4. PTPTN Repayments (Student Loans): Employers may facilitate salary deductions for repayment of government education loans.
Compensation and Benefits
Minimum wage
- Effective 1 February 2025: The national minimum wage increases to RM1,700 per month across all sectors.
- For employers with fewer than 5 employees: A grace period is provided, with the new wage rate becoming effective from 1 August 2025.
Working hours
The standard workweek is maximum of 45 hours per week, typically structured as 8 hours per day over 5 or 6 days. Many employers adopt a 40-hour workweek, operating from 9:00 AM to 5:00 PM, Monday through Friday.
Overtime:
- On Regular Working Days: Overtime is compensated at 1.5 times the employee's hourly rate for hours exceeding the standard daily or weekly limits.
- On Rest Days: Overtime is compensated at 2 times the hourly rate.
- On Public Holidays: Overtime is compensated at 3 times the hourly rate.
Public Holidays
Employees are entitled to paid leave on 11 gazetted public holidays, including:
- Labour Day – 1 May 2025
- Wesak Day – 12 May 2025
- Malaysia Day – 16 September 2025
- Deepavali – 20 October 2025 (except in Sarawak)
- Christmas Day – 25 December 2025
Additional holidays may be observed depending on the state.
Leave
1. Annual Leave: Employees in Malaysia are entitled to paid annual leave based on their length of service with the same employer:
- Less than 2 years: minimum of 8 days per year
- 2 to 5 years: minimum of 12 days per year
- More than 5 years: minimum of 16 days per year
2. Sick Leave: Paid sick leave entitlements (where hospitalization is not required) are as follows:
- Less than 2 years: 14 days per year
- 2 to 5 years: 18 days per year
- More than 5 years: 22 days per year
Where hospitalization is necessary, employees are entitled to up to 60 days of sick leave per year (inclusive of the above entitlements).

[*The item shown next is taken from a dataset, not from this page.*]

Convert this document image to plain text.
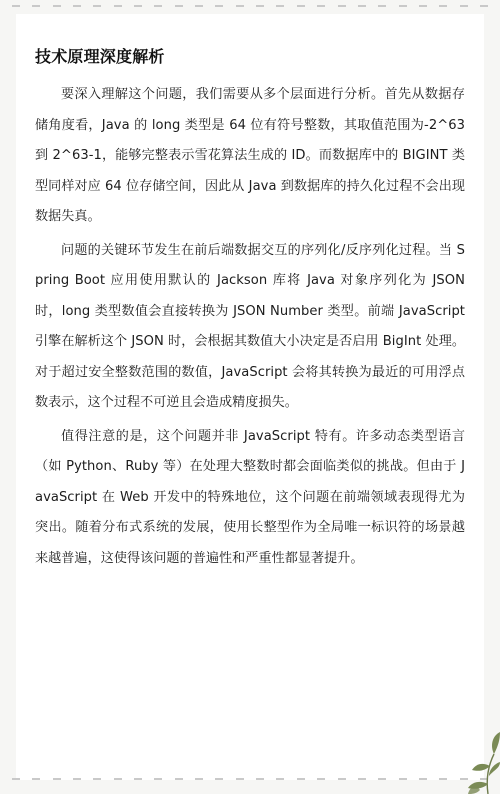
技术原理深度解析

要深入理解这个问题，我们需要从多个层面进行分析。首先从数据存储角度看，Java 的 long 类型是 64 位有符号整数，其取值范围为-2^63 到 2^63-1，能够完整表示雪花算法生成的 ID。而数据库中的 BIGINT 类型同样对应 64 位存储空间，因此从 Java 到数据库的持久化过程不会出现数据失真。

问题的关键环节发生在前后端数据交互的序列化/反序列化过程。当 Spring Boot 应用使用默认的 Jackson 库将 Java 对象序列化为 JSON 时，long 类型数值会直接转换为 JSON Number 类型。前端 JavaScript 引擎在解析这个 JSON 时，会根据其数值大小决定是否启用 BigInt 处理。对于超过安全整数范围的数值，JavaScript 会将其转换为最近的可用浮点数表示，这个过程不可逆且会造成精度损失。

值得注意的是，这个问题并非 JavaScript 特有。许多动态类型语言（如 Python、Ruby 等）在处理大整数时都会面临类似的挑战。但由于 JavaScript 在 Web 开发中的特殊地位，这个问题在前端领域表现得尤为突出。随着分布式系统的发展，使用长整型作为全局唯一标识符的场景越来越普遍，这使得该问题的普遍性和严重性都显著提升。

3. Maternity Leave: Female employees are entitled to 98 consecutive days of paid maternity leave. This applies to all female employees who have been employed for at least 90 days before the expected confinement.
4. Paternity Leave: As of 2023, male employees are entitled to 7 consecutive days of paid paternity leave per birth, applicable for up to 5 births during the employment period.
Foreign Workers in Malaysia
- Taxation: Non-resident foreign workers are taxed at a flat rate of 30% on income earned in Malaysia.
- Social Security: Generally not eligible for SOCSO coverage.
- Visas:
- Single Entry Visa: Valid for 3 months, primarily for social visits.
- Multiple Entry Visa: Valid for 3–12 months, primarily for business or government matters.